Henrik Vanger montra un portrait jauni et écorné d'une femme brune vue de trois quarts.
— Hermann Lobach était marié depuis quarante ans, mais en 1919 il avait rencontré une femme qui avait la moitié de son âge et qui était d'une beauté ravageuse. Il est tombé fou amoureux d'elle. Elle n'était qu'une pauvre et modeste couturière. Lobach lui a fait la cour et, comme tant d'autres hommes fortunés, il avait les moyens de l'installer dans un appartement à une distance commode de son bureau. Elle est devenue sa maîtresse. En 1921, elle a mis au monde une fille, qui fut appelée Edith.
— Homme riche d'un certain âge, jeune femme pauvre et un enfant de l'amour — ça n'a pas dû causer un grand scandale, même dans les années 1940, commenta Mikael.
— C'est vrai. S'il n'y avait pas eu un problème. La femme était juive et Lobach était par conséquent père d'une fille juive au beau milieu de l'Allemagne nazie. Concrètement, il était un traître à sa race.
— Ah — ça change tout. Que s'est-il passé ?

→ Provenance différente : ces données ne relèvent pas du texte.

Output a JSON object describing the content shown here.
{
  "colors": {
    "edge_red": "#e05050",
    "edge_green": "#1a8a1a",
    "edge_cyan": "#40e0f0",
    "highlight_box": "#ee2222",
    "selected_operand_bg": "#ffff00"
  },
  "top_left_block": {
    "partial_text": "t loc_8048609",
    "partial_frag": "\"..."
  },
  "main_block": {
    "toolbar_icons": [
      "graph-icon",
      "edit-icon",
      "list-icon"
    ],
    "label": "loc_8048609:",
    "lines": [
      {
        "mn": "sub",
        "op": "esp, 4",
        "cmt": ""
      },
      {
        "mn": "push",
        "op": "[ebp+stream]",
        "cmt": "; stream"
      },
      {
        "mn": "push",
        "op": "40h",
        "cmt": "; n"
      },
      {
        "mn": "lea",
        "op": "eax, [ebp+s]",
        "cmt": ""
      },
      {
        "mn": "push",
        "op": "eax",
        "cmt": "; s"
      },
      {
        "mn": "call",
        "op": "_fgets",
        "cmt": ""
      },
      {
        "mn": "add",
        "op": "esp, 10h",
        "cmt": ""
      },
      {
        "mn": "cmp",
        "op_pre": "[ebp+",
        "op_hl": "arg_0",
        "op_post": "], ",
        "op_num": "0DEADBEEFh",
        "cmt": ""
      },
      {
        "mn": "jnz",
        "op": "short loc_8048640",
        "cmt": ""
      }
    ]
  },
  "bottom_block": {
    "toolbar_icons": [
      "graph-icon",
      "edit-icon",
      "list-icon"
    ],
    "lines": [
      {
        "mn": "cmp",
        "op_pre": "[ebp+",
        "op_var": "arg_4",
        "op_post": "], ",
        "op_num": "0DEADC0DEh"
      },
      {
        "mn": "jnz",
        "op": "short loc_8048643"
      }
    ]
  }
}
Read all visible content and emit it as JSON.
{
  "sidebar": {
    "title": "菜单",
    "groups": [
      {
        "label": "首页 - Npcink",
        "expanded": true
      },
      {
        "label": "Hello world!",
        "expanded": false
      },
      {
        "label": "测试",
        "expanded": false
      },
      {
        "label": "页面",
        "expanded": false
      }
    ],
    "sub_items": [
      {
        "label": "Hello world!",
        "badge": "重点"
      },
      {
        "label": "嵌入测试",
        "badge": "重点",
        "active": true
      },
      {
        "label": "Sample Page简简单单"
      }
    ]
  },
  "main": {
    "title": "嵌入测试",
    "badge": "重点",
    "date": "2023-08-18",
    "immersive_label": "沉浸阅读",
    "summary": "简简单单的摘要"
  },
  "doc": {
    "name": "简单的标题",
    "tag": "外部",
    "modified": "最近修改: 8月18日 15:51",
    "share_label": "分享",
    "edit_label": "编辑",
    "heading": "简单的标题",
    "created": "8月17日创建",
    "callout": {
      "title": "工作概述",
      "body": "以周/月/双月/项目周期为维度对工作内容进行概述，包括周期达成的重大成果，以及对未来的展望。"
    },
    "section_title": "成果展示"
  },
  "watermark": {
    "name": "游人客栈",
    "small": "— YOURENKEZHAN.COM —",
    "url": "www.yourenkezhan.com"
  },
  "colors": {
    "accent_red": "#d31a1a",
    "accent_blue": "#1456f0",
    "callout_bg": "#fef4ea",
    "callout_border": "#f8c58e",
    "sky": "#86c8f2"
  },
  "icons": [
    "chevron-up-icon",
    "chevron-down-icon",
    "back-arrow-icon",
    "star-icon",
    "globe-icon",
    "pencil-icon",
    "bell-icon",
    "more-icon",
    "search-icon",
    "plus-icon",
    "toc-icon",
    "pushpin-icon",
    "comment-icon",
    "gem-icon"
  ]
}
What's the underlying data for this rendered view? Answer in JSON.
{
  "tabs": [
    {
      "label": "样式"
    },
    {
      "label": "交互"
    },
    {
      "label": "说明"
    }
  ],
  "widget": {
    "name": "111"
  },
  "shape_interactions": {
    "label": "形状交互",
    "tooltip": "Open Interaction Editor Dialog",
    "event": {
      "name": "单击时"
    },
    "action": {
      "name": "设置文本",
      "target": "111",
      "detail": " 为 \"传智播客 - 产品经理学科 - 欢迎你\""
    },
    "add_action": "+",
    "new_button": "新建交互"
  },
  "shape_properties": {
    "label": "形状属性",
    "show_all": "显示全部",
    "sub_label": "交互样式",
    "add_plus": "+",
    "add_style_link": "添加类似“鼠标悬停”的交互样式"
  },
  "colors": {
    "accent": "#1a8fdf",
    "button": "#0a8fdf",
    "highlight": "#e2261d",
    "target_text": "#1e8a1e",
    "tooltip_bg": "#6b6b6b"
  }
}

— La mère d'Edith a été arrêtée en 1939. Elle a disparu et on se doute de ce qui lui est arrivé. Tout le monde savait qu'elle avait une fille qui n'avait pas encore été inscrite sur les listes de transport, et cette jeune fille était donc recherchée par la section de la Gestapo affectée à la traque des Juifs en fuite. En été 1941, la semaine même où je suis arrivé à Hambourg, ils avaient fait le lien entre la mère d'Edith et Hermann Lobach et il avait été convoqué pour interrogatoire. Il avait reconnu la liaison et la paternité, mais avait déclaré qu'il n'avait pas la moindre idée de l'endroit où sa fille se trouvait et qu'il n'avait pas eu de contact avec elle depuis dix ans.
— Et où se trouvait-elle ?
— Je l'avais croisée tous les jours au domicile de Lobach. Une fille de vingt ans mignonne et calme qui faisait le ménage dans ma chambre et aidait à servir au dîner. En 1937, les persécutions des Juifs duraient depuis plusieurs années et la mère d'Edith avait supplié Hermann de l'aider. Et il l'avait aidée — Lobach aimait sa fille illégitime autant que ses enfants légitimes. Il l'avait cachée à l'endroit le plus invraisemblable — devant le nez de tout le monde. Il s'était procuré de faux papiers et l'avait engagée comme bonne.